Locally curated data ensures AI systems reflect real Nigerian health contexts, our languages, cultural nuances, and clinical realities. Without it, models risk giving unsafe or irrelevant advice. Our results show that high-quality, Nigerian clinician-reviewed data made MamaBotLlama safer and more accurate, while poor data quality led to failures in the vaccination model. This highlights that for AI to truly improve maternal and vaccination outcomes, it must be built and validated on local knowledge, not imported assumptions.

What are you hoping to be addressed at CPHIA 2025?

At CPHIA 2025, one of the things we expect to be addressed is core public health issues and potential solutions on a larger scale that can be adopted across all countries.
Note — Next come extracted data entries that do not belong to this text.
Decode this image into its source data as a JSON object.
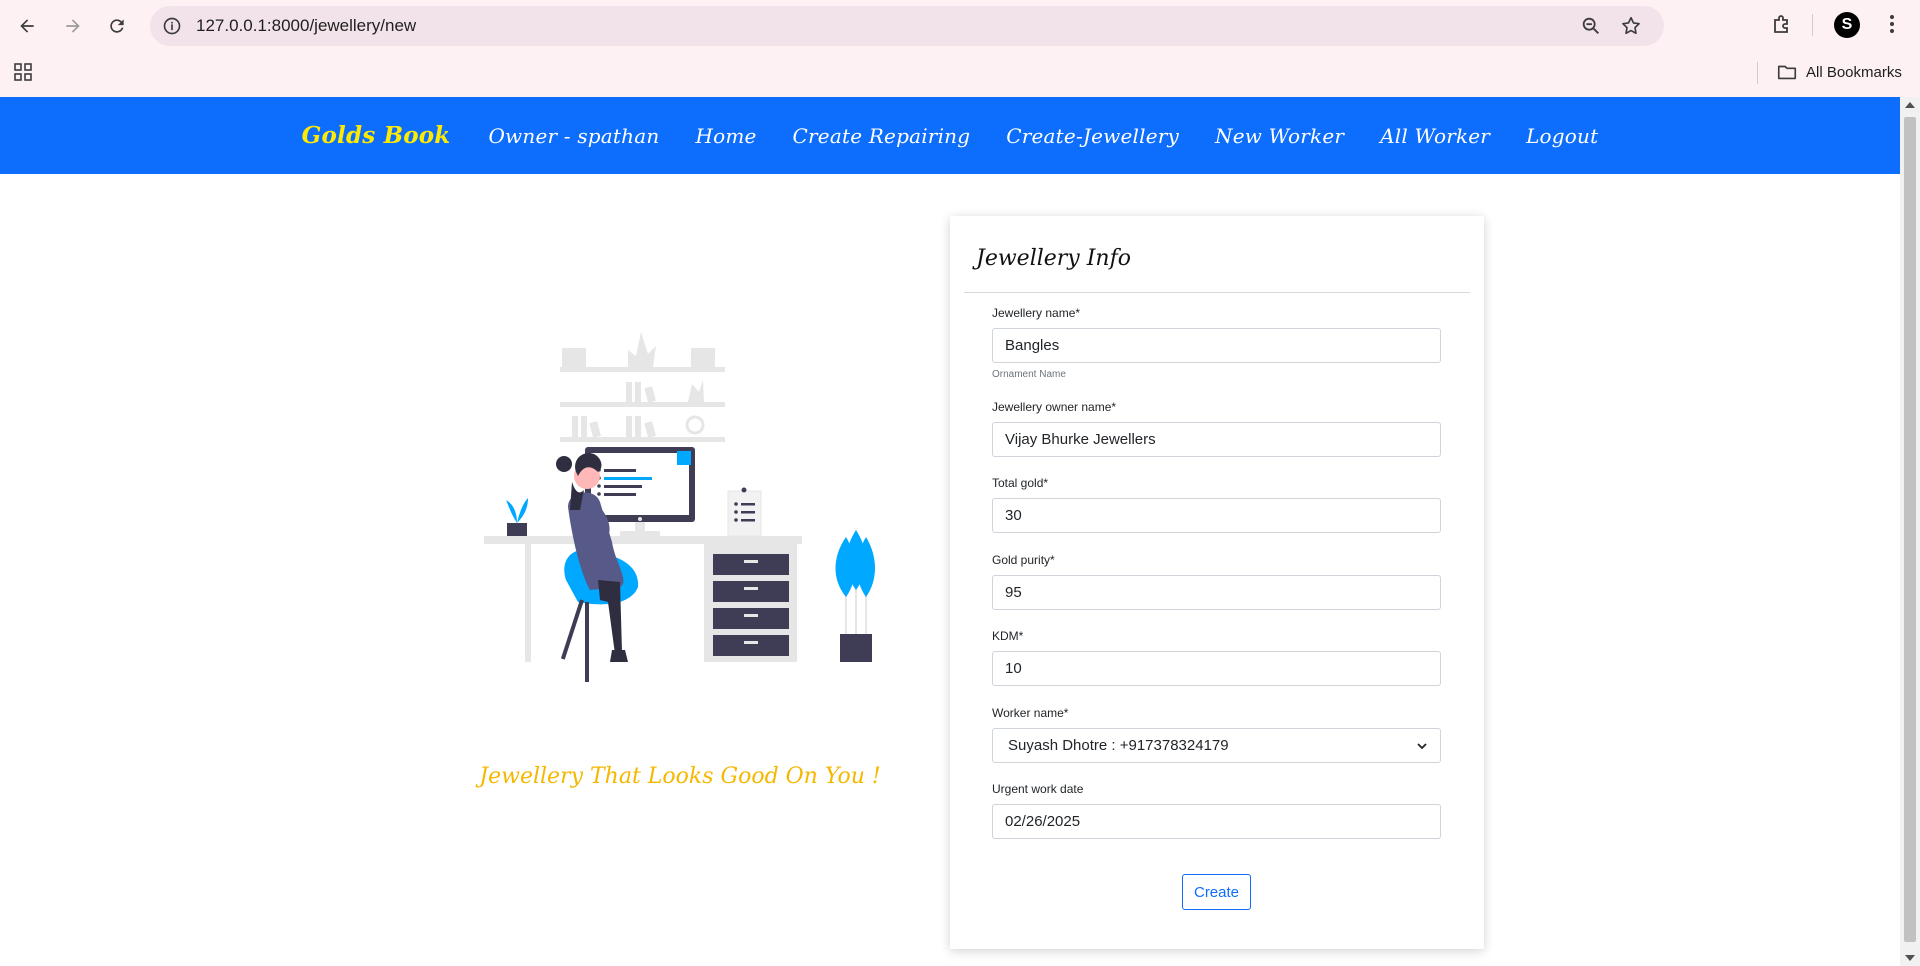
{
  "browser": {
    "url": "127.0.0.1:8000/jewellery/new",
    "all_bookmarks": "All Bookmarks",
    "profile_letter": "S"
  },
  "nav": {
    "brand": "Golds Book",
    "items": [
      "Owner - spathan",
      "Home",
      "Create Repairing",
      "Create-Jewellery",
      "New Worker",
      "All Worker",
      "Logout"
    ]
  },
  "hero": {
    "tagline": "Jewellery That Looks Good On You !"
  },
  "form": {
    "title": "Jewellery Info",
    "jewellery_name": {
      "label": "Jewellery name*",
      "value": "Bangles",
      "help": "Ornament Name"
    },
    "owner_name": {
      "label": "Jewellery owner name*",
      "value": "Vijay Bhurke Jewellers"
    },
    "total_gold": {
      "label": "Total gold*",
      "value": "30"
    },
    "gold_purity": {
      "label": "Gold purity*",
      "value": "95"
    },
    "kdm": {
      "label": "KDM*",
      "value": "10"
    },
    "worker_name": {
      "label": "Worker name*",
      "selected": "Suyash Dhotre : +917378324179"
    },
    "urgent_date": {
      "label": "Urgent work date",
      "value": "02/26/2025"
    },
    "submit_label": "Create"
  },
  "colors": {
    "navbar": "#0d6efd",
    "brand": "#ffeb00",
    "tagline": "#f5b800",
    "accent_plant": "#00a8ff",
    "illustration_dark": "#3f3d56"
  }
}
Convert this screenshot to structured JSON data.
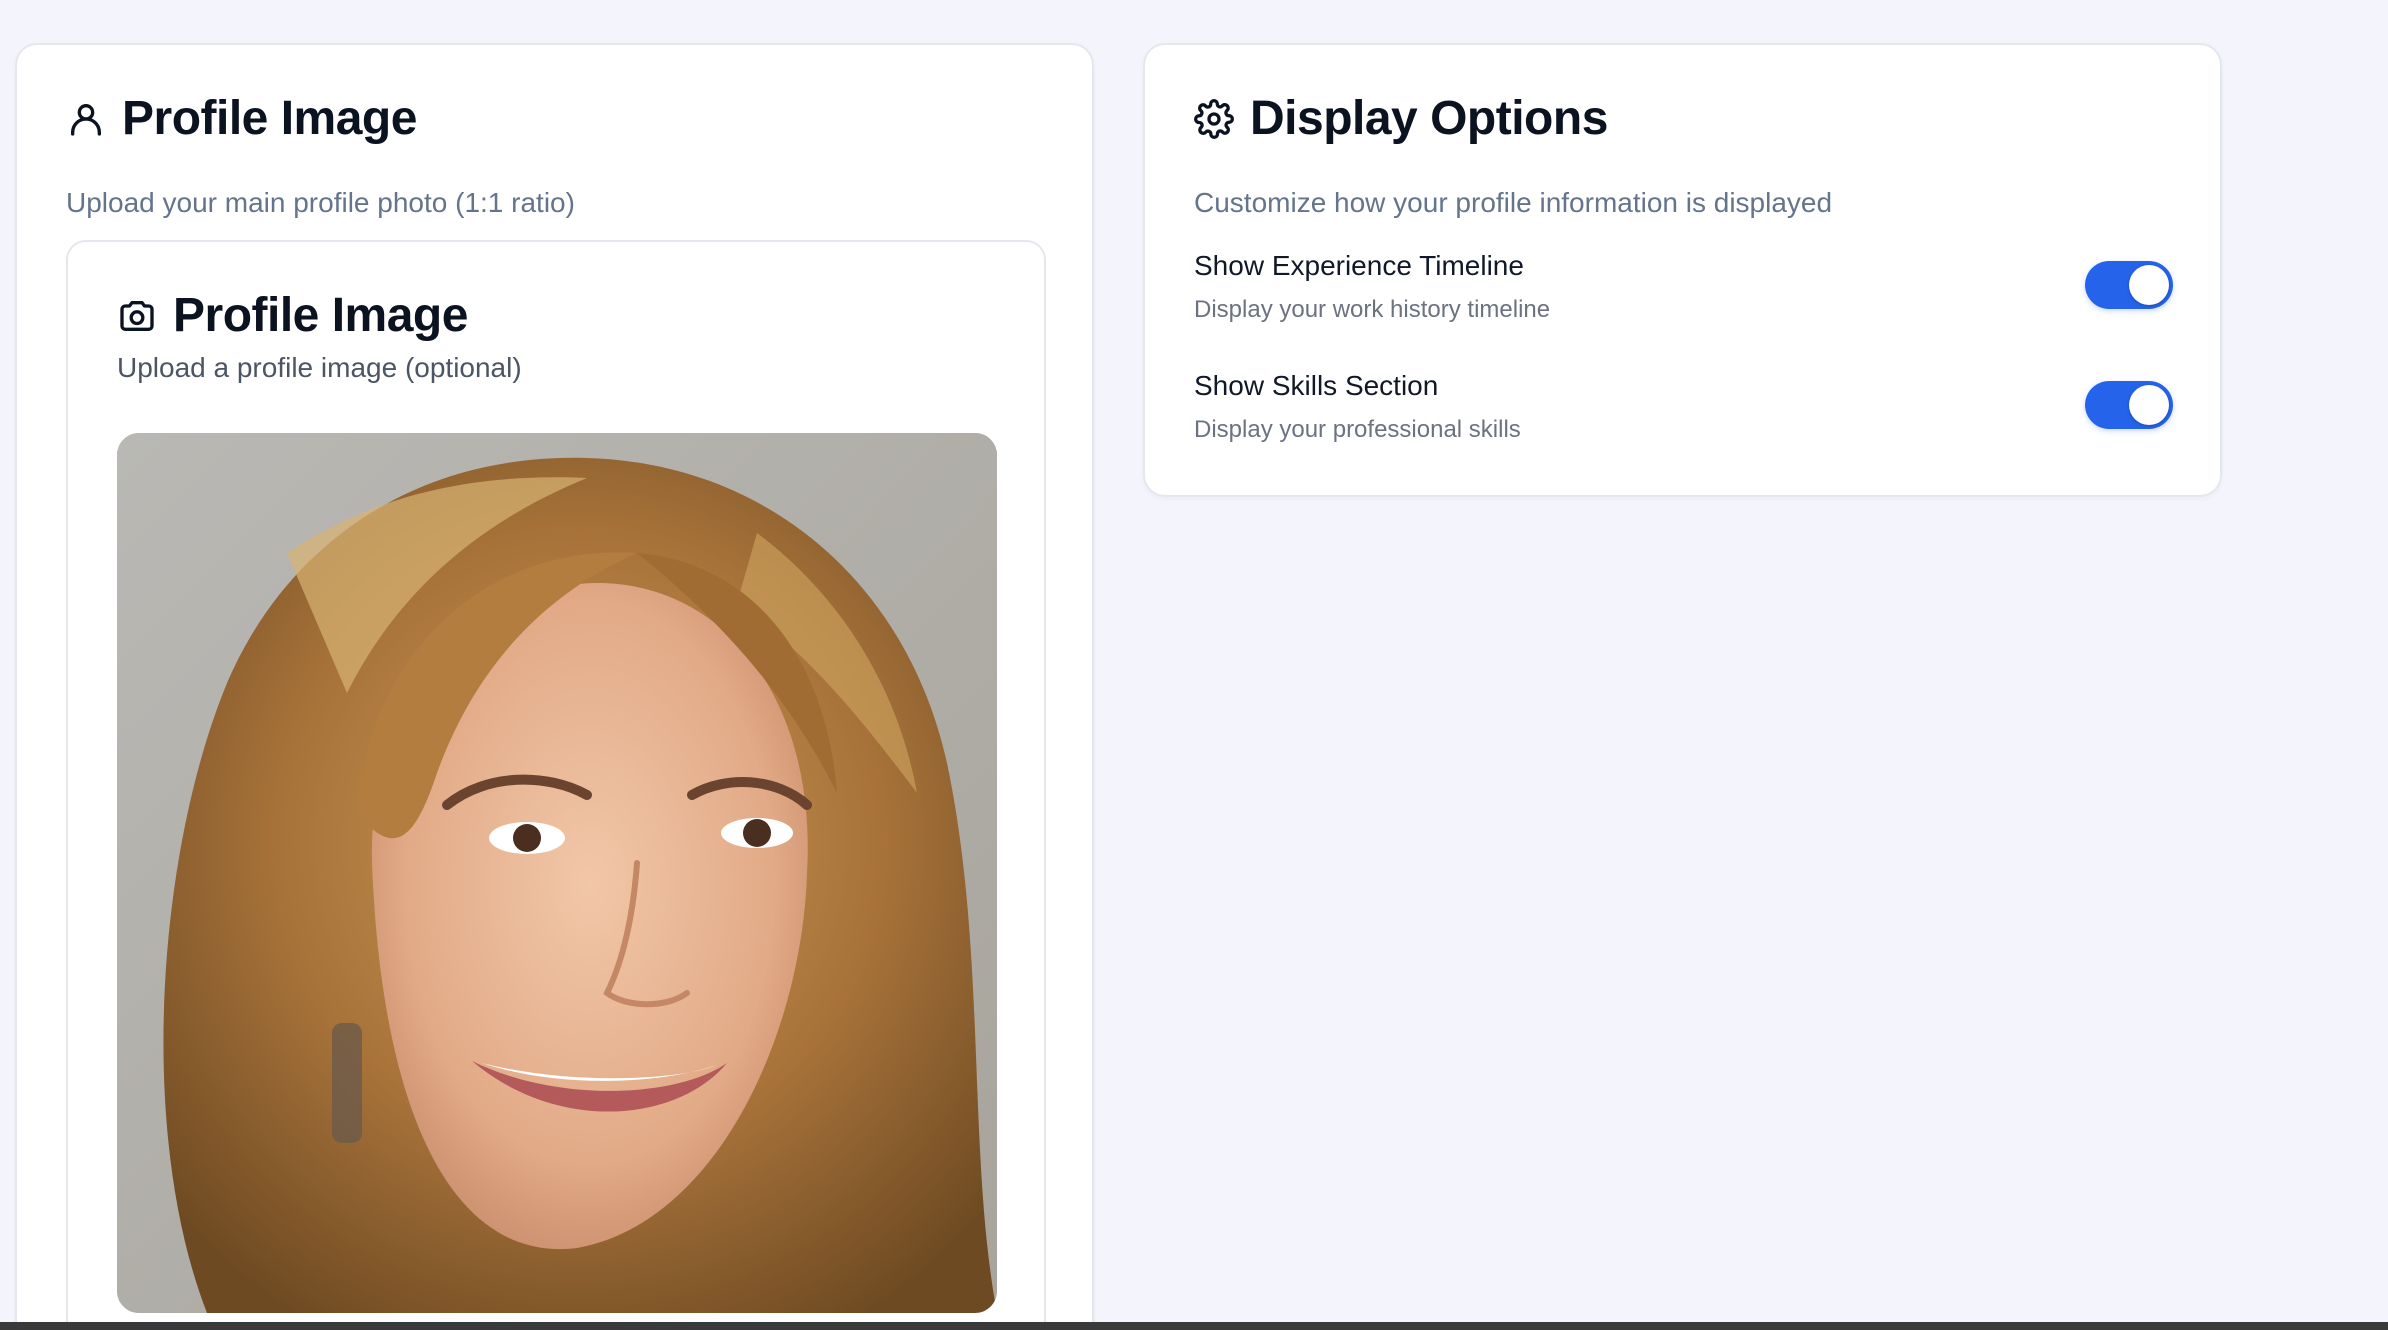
{
  "profile_card": {
    "title": "Profile Image",
    "subtitle": "Upload your main profile photo (1:1 ratio)",
    "icon": "user-icon",
    "uploader": {
      "title": "Profile Image",
      "subtitle": "Upload a profile image (optional)",
      "icon": "camera-icon"
    }
  },
  "display_card": {
    "title": "Display Options",
    "subtitle": "Customize how your profile information is displayed",
    "icon": "gear-icon",
    "options": [
      {
        "label": "Show Experience Timeline",
        "description": "Display your work history timeline",
        "enabled": true
      },
      {
        "label": "Show Skills Section",
        "description": "Display your professional skills",
        "enabled": true
      }
    ]
  },
  "colors": {
    "accent": "#2563eb",
    "page_bg": "#f4f5fc",
    "card_bg": "#ffffff"
  }
}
We also intend to see how relevant Artificial Intelligence solutions can make a significant shift in the healthcare space, promoting acceptance and positive use.

Looking ahead, what is your vision for scaling HelpMum’s AI and digital innovations across Nigeria – and potentially other African countries – to ensure every child has access to life-saving vaccines? And personally, what motivates you to keep pushing this work forward?

For scale, we are looking at government partnerships to scale across Nigeria, and through our open-source API integration, we intend to partner with organizations across other African countries that are also focused on improving maternal and infant healthcare in their respective countries. We believe this helps us push an acceptance of the power of AI in solving core maternal and infant healthcare challenges.